Your family or relatives would think of rubbing your abdomen as you progress into pregnancy. Ideally you might not mind a close friend or your husband touching your belly depending upon your mood at that point of time. If someone asks you in a polite manner you will not even mind in allowing them to touch your pregnant belly. But utter strangers would walk up to you and touch the pregnant belly as if personal space and courtesy have all gone on to leaves the planet.

Now when they rub the belly do they expect a genie to come out and grant all their wishes?

No one dare in walking up to a pregnant woman and touching her breast. But somehow the concept of touching the belly button is widespread. The little ones do it, so to the adults as if they want to see the movement of the baby inside you.  People are going to suggest you that they want to come across the miracle inside you.

But the real problem starts when a woman complains about an unwanted touching as then it is referred that she is too hormonal or oversensitive. Do not get into the trap. After all it is your body as you have every right in the world to say don’t touch my belly. It has to say in a firm tone.
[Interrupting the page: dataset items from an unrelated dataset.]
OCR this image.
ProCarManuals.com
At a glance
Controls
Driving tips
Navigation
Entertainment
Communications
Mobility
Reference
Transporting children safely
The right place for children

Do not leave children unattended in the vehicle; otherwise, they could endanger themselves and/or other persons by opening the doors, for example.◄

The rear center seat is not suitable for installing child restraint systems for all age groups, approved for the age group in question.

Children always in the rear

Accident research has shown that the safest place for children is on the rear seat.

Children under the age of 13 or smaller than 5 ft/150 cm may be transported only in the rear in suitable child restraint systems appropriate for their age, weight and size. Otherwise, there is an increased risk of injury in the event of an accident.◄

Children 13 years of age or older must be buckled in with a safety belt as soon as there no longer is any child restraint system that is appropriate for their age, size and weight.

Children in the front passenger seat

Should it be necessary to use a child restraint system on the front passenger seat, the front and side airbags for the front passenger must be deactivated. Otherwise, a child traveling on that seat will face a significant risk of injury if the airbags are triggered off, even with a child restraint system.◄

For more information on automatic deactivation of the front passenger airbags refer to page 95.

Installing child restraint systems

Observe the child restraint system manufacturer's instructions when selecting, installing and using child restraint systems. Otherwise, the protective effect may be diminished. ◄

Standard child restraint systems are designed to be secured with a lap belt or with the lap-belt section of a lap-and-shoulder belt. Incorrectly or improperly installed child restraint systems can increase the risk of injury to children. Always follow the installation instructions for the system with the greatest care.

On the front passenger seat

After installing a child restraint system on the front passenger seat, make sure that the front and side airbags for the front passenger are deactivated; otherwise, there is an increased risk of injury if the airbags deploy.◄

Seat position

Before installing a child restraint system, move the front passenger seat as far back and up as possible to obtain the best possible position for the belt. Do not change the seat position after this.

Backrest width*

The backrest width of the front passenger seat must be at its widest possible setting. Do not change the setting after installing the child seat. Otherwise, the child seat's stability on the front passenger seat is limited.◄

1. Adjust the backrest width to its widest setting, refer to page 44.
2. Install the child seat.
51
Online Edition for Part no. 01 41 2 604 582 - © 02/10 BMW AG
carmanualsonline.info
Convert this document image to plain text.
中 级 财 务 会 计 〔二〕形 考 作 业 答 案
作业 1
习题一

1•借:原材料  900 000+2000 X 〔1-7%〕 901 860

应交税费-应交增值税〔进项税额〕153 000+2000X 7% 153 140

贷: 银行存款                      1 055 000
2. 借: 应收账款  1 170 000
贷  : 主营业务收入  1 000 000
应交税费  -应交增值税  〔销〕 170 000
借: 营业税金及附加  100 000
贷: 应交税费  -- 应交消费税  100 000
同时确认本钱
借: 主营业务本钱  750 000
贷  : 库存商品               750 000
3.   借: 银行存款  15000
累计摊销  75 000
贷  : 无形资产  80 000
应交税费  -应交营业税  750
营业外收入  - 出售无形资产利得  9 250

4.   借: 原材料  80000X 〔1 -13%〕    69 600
There are some women who did have some luck in touching back. Some have even gone on to put for humours T shirts for the same. If someone puts their hand on your pregnant belly you can very well touch them back and ask how it feels.

The simple rule is that if you do not want to be touched there is no one who is going to touch you.  There is no need to be rude or yell at anyone. But you can let people know that it bothers you. The same policy applies to you if anyone lays down their hand on you whether you at the grocery store or in the supermarket line.

If someone would ask you that they want to touch your pregnant belly you can allow them to do so. The onus lies on you on what you want to do at this point of time. The body is yours and so be it from a decision point of view. If it is a friend you could say no and then go on to provide an explanation. But in a majority of cases there is no need to give any inputs.